One further delivery option for RTP and RTCP under RTSP is to wrap the delivery of all media streaming components inside traditional HTTP frame formats. This removes most barriers presented when using streaming media through firewalled environments, as even the most stringent administrator will typically allow HTTP traffic to traverse perimeter security. While HTTP and RTSP interleaved delivery of the streamed media data will make the content available to the widest possible audience, when you consider the overhead of wrapping all RTP data inside either an existing TCP stream or, worse still, inside HTTP, it is the least efficient method for delivery. To enable the streaming media client browser to cope with the different options described previously, most offer the client users the ability to configure their preferred delivery mechanism or mechanisms, and the timeout that should be imposed in failing between them.
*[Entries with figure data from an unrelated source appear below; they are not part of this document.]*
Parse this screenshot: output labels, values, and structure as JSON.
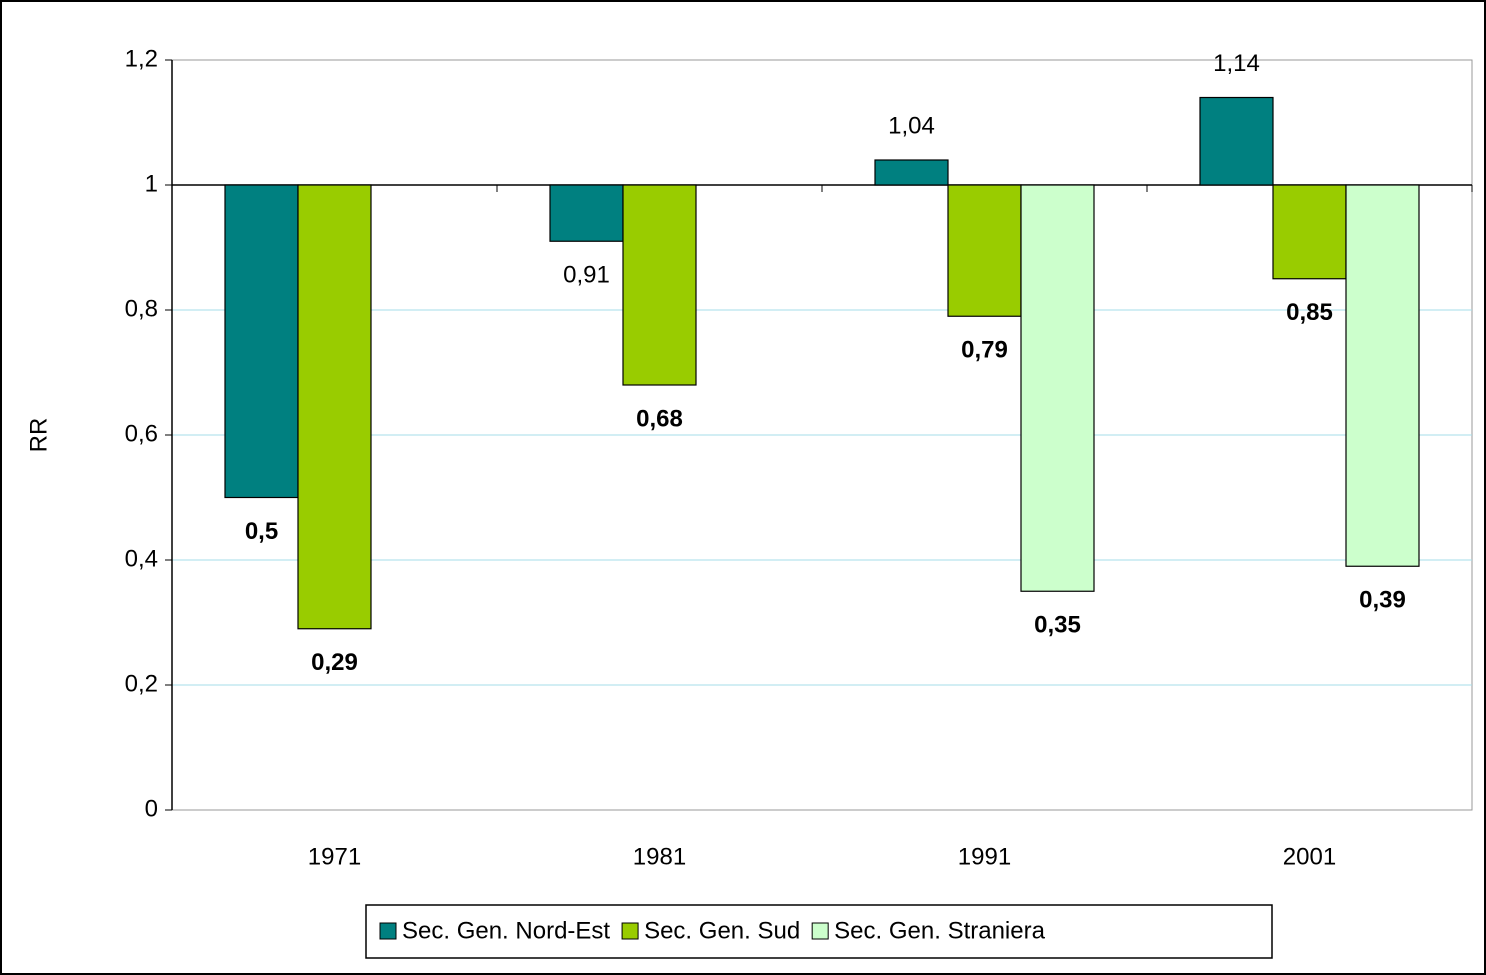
{
  "chart_data": {
    "type": "bar",
    "y_label": "RR",
    "categories": [
      "1971",
      "1981",
      "1991",
      "2001"
    ],
    "series": [
      {
        "name": "Sec. Gen. Nord-Est",
        "color": "#008080",
        "values": [
          0.5,
          0.91,
          1.04,
          1.14
        ],
        "value_labels": [
          "0,5",
          "0,91",
          "1,04",
          "1,14"
        ],
        "value_label_bold": [
          true,
          false,
          false,
          false
        ]
      },
      {
        "name": "Sec. Gen. Sud",
        "color": "#99cc00",
        "values": [
          0.29,
          0.68,
          0.79,
          0.85
        ],
        "value_labels": [
          "0,29",
          "0,68",
          "0,79",
          "0,85"
        ],
        "value_label_bold": [
          true,
          true,
          true,
          true
        ]
      },
      {
        "name": "Sec. Gen. Straniera",
        "color": "#ccffcc",
        "values": [
          null,
          null,
          0.35,
          0.39
        ],
        "value_labels": [
          null,
          null,
          "0,35",
          "0,39"
        ],
        "value_label_bold": [
          false,
          false,
          true,
          true
        ]
      }
    ],
    "bar_base": 1,
    "ylim": [
      0,
      1.2
    ],
    "yticks": [
      0,
      {
        "value": 0.2,
        "label": "0,2"
      },
      {
        "value": 0.4,
        "label": "0,4"
      },
      {
        "value": 0.6,
        "label": "0,6"
      },
      {
        "value": 0.8,
        "label": "0,8"
      },
      1,
      {
        "value": 1.2,
        "label": "1,2"
      }
    ],
    "grid": true,
    "legend": "bottom"
  }
}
What you will see from a client perspective is that the client application will first request that the stream be delivered using RTP in UDP, and if the stream does not arrive within x seconds (as it is potentially being blocked by an intermediate firewall), it will fail back to using RTP interleaved in the existing RTSP connection.
RTSP and RTP—Further Reading
For further information on the RTSP and RTP protocols, RFCs 2326 and 1889, respectively, are a good source.